I have a grammar which uses parentheses and square brackets as delimiters. When the parser generated by bison is given input with unbalanced delimiters, the error location in the YYLTYPE* passed to yyerror is the end of the input. So, for example, on input xx(yy, within void yyerror(YYLTYPE* yylloc, Context* ctx, const char* msg) I have that yylloc->first_column == yylloc->last_column == 5. Unfortunately, the end of the input is not the most salient location for indicating an unmatched delimiter. Much more useful would be the position of the left parenthesis or left square bracket for which there was no match. (In the example, that would be the left parenthesis at offset 2.) I gather that that this information is available in the parse stack---there has to be some n such that $-n is the unmatched ( or [ token and @-n is the YYLTYPE struct holding its position---but none of that appears to be available from yyerror.
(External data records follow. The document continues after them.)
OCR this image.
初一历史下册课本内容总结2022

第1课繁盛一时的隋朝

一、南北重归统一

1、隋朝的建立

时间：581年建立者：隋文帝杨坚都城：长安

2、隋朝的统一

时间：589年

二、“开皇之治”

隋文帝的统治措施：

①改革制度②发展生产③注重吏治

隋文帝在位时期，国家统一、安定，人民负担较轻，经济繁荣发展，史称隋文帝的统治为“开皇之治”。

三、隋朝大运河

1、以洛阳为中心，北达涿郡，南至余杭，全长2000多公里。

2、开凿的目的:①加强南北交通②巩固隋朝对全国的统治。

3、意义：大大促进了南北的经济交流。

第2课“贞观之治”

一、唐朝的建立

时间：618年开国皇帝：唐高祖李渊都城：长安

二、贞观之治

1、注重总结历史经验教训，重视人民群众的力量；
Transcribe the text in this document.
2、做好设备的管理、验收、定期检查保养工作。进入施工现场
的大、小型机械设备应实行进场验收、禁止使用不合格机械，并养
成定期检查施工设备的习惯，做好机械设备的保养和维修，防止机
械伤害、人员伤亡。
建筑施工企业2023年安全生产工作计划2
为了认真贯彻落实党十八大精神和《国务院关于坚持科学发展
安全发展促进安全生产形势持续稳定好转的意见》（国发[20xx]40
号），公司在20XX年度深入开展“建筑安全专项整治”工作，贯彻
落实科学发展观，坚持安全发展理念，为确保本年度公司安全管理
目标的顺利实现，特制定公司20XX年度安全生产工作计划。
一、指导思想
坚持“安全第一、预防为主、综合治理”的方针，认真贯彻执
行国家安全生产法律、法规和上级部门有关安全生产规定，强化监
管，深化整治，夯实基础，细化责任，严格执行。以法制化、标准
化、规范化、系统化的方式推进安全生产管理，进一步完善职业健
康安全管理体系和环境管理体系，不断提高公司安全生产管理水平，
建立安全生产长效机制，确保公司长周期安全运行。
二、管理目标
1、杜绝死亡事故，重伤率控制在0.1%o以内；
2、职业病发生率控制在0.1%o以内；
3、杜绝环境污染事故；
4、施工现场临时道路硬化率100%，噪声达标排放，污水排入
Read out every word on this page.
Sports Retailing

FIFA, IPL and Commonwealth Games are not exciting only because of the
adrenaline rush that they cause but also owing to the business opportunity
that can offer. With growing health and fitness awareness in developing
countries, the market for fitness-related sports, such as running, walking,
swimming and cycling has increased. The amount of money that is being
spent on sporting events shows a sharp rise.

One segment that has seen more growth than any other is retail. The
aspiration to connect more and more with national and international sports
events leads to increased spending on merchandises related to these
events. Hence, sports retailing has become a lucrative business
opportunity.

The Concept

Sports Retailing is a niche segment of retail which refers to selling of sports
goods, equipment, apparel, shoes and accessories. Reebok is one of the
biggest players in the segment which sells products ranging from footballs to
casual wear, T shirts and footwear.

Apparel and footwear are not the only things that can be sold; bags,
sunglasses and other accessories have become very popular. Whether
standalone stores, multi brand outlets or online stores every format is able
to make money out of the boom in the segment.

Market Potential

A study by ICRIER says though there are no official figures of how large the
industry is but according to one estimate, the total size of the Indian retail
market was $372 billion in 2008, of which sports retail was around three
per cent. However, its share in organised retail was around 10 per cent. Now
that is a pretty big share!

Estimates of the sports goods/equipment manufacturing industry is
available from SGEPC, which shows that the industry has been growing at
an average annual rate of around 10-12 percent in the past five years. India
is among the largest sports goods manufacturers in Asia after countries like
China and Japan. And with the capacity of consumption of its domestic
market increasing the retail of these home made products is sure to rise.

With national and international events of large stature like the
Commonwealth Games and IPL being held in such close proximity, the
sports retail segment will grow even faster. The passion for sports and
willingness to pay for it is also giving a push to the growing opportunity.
I'm aware that I could keep a stack of my own for tracking the offsets of delimiters and stash that in the Context I'm already passing to yyerror, but that seems inelegant and duplicative, as bison has already to be tracking this.

So: How can one prise out of bison the position of the first unbalanced delimiter it encounters in input, so that this is available when producing the message for a parse error?

2
Could you share your grammar (at least the part of it that is handling parens) ?Josh
It's here. Parentheses are handled at line 187.uckelman

2 Answers

6
votes

You should be able to add either the rule:

atom: '(' error    { /* unmatched left paren at @1 */ }

or

atom: '(' alt error    { /* unmatched left paren at @1 */ }

to get info about unmatched left parentheses. The difference being that the first rule will match an unmatched parenthesis that is not followed by anything parseable (such as at the end of the input), while the second will only match if it is followed by something that looks like a valid alt.

There's possibly an issue if you have any other error productions in your grammar (which you don't in the linked grammar), in which case a different error production might be triggered first. Since there are no other error rules, the first alternative is better.

Note that using yacc/bison error recovery rules does not in any way suppress the syntax error, it just runs some code AFTER a syntax error to attempt to recover. That code can print additional error messages and then abort rather than trying to recover, but those messages will be printed after the syntax error message.

1
votes

Check out the error token in bison: http://www.gnu.org/software/bison/manual/html_node/Error-Recovery.html#Error-Recovery

I imagine something like this would work (I have not tested):

atom:  '(' alt ')'        { $$ = $2; }
    |  '(' alt error '\n' { /* this handles an extra left paren */ }
    |   error alt ')'     { /* this handles an extra right paren */ }
    |   literal
    ;